Aurore qui observait la scène à travers le masque qu’elle avait remis en même temps qu’elle relevait son capuchon de soie, se mêla au débat :

- Est-il indispensable de déranger les projets de Monsieur ? Je vous promets de quitter Celle sans tarder, baronne. Rester serait mal vous remercier d’avoir quelque peu… adouci la volonté de la duchesse !

La dame d’honneur sourit pour la première fois et ce sourire était plein de chaleur :

- L’important est que l’on vous voie partir sous escorte. Inutile d’y ajouter une brutalité… que votre défunte mère ne me pardonnerait pas !

- Vous l’avez connue ?

- A Hambourg où je suis née, et longtemps avant mon mariage. Nous avons été inséparables pendant plusieurs années… Allez maintenant, ma chère, reprenez courage !… et pardonnez-lui, ajouta-t-elle tout bas. Depuis que notre princesse est repartie vers son époux, Son Altesse se tourmente énormément !

- Non sans raison, j’en ai peur. Ces Hanovre sont des brutes…

- Pauvre enfant !… Allons, lieutenant ! Faites ce que l’on vous commande !

Résigné, l’interpellé rectifia la position, claqua des talons en relevant le menton :

- Aux ordres de Son Altesse !

Puis se mit en devoir de précéder Aurore dans l’escalier.

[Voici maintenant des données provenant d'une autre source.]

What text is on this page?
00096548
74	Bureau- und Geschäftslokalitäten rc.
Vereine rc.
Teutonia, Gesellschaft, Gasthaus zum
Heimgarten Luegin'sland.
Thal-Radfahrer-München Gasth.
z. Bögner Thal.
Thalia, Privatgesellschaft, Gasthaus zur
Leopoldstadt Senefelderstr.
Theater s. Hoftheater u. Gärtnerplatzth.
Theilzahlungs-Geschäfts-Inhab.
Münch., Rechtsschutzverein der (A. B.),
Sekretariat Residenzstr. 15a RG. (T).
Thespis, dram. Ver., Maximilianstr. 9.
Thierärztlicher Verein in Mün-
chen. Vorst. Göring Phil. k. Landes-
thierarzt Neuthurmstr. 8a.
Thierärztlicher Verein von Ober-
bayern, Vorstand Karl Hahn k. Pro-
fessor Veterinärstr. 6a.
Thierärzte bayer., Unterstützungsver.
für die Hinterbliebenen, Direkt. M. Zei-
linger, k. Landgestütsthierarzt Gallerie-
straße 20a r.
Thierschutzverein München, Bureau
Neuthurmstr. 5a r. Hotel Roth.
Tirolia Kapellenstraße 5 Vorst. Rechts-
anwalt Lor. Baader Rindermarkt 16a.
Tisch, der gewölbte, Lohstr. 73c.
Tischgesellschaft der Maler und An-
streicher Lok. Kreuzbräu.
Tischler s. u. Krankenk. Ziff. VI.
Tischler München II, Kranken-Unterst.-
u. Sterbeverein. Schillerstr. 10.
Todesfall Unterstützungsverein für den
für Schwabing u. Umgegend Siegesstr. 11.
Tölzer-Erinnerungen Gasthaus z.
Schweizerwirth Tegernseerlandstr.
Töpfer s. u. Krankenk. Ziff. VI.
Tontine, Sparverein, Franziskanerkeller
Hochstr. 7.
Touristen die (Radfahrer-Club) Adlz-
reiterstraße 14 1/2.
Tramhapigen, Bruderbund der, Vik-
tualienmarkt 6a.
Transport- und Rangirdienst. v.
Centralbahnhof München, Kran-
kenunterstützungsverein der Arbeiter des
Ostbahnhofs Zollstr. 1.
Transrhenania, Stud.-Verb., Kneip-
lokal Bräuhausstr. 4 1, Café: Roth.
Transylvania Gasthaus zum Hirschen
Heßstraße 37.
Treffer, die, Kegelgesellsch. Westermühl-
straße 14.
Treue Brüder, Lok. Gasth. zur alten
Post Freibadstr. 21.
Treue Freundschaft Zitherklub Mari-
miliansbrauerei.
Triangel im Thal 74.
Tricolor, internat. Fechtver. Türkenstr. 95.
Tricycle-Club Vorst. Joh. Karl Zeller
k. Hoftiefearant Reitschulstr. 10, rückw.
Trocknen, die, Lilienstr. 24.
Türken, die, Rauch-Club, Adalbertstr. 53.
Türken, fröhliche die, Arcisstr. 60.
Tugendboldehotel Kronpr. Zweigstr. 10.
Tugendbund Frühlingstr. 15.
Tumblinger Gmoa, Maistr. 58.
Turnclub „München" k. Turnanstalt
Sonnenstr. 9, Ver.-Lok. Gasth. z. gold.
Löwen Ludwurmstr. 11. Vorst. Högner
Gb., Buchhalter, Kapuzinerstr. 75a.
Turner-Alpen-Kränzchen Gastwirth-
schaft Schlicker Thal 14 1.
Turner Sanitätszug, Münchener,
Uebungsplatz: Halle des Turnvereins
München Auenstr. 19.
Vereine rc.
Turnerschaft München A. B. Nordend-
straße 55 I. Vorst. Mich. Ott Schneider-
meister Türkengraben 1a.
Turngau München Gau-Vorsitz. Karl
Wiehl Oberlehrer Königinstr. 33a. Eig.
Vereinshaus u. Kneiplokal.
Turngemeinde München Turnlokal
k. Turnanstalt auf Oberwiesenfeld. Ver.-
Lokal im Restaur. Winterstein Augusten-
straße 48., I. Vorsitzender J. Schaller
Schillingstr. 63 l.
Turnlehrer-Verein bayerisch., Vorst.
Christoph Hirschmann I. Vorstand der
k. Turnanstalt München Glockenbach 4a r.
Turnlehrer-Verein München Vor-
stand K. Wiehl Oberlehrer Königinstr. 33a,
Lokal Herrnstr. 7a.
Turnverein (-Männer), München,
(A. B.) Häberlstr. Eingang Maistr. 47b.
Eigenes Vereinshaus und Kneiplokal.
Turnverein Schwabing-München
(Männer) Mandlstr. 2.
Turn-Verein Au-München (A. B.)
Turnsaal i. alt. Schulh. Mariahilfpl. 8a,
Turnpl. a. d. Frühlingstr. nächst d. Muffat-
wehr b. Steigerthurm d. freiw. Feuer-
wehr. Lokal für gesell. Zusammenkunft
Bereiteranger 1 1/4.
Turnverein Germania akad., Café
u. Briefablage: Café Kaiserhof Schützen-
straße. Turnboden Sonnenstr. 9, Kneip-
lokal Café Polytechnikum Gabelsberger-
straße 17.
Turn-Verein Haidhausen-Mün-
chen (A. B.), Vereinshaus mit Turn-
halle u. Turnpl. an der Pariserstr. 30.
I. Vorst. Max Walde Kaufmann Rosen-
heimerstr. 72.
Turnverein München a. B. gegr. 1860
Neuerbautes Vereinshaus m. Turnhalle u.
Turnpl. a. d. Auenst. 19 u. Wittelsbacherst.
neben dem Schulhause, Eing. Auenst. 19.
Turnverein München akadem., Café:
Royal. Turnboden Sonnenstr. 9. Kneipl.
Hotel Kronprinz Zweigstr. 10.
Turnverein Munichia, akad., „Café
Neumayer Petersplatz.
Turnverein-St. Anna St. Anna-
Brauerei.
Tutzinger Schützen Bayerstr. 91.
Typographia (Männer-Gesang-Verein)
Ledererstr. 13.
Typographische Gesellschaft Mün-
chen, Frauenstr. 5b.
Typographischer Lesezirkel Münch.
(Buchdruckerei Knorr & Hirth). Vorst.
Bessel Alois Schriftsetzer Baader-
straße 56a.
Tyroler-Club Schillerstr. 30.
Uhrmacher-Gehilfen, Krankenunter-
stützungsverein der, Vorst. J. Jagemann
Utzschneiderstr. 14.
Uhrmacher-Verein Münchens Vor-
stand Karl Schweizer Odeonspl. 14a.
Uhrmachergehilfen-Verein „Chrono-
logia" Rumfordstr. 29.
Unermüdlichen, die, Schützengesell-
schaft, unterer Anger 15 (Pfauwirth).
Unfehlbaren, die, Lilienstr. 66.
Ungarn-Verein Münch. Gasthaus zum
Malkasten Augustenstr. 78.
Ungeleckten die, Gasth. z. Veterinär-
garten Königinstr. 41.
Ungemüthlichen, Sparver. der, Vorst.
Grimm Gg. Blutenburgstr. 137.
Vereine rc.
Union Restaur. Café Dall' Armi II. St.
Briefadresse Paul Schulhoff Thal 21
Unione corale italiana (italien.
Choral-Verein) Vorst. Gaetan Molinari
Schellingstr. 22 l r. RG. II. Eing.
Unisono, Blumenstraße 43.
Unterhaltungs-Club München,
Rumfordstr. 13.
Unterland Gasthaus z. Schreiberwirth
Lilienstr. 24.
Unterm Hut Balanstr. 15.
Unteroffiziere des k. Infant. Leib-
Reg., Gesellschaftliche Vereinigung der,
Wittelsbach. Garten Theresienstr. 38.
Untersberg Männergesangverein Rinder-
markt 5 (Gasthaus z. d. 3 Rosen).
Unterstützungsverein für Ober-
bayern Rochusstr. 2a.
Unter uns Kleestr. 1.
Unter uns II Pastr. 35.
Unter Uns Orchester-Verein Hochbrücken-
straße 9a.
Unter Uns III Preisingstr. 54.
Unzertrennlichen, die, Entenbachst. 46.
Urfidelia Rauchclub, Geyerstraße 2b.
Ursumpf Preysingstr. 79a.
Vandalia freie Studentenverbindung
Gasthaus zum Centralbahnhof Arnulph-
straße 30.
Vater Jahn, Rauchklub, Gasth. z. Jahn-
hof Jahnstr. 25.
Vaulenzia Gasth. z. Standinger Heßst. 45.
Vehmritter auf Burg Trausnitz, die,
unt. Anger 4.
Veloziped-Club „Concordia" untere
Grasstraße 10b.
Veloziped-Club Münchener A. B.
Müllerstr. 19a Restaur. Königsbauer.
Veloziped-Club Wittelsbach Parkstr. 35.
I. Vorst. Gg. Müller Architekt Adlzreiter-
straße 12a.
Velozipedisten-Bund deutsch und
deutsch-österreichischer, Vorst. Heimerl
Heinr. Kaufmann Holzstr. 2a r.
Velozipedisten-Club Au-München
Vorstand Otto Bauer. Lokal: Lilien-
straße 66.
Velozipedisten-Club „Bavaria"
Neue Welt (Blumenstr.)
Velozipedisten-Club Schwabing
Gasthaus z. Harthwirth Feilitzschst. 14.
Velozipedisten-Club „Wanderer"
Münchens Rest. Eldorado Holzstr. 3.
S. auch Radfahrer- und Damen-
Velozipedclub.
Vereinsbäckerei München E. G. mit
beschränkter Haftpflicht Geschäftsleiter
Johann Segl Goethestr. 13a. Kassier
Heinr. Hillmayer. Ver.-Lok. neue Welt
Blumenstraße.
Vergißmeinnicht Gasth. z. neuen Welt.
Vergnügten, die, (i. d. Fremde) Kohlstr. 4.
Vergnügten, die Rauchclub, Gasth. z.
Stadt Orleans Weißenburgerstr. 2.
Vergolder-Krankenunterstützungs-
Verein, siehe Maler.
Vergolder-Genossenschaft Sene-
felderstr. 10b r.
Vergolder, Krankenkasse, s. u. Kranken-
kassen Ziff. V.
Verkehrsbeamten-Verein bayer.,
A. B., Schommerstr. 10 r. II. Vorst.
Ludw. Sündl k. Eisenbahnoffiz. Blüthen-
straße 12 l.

Quelques instants plus tard, le carrosse enveloppé de quatre cavaliers reprenait la route de Hambourg après un bref arrêt à l’hostellerie où l’on avait passé la nuit, pour régler la dépense et reprendre les bagages. Ce dont Gottlieb se chargea. Nicolas d’Asfeld, raide d’un mécontentement qu’il n’osait pas exprimer, galopait à la portière d’Aurore, ce qui permettait à celle-ci de l’observer. C’était, en effet, un spécimen peu courant. Long, sec et maigre, il était roux comme une carotte avec des mains et des pieds interminables. Quant à son visage à la peau déjà tannée en dépit de son jeune âge - il ne devait guère dépasser vingt-deux ou vingt-trois ans ! - c’était à lui seul une sorte de gageure grâce à deux balafres qui lui tailladaient les joues : rien n’avait l’air d’y être à la bonne place, pourtant il trouvait le moyen de dégager un certain charme. Sans doute à cause de ses yeux d’un azur candide qui forçaient la sympathie. En outre, il devait aimer rire, cela se devinait au pli naturel de sa grande bouche.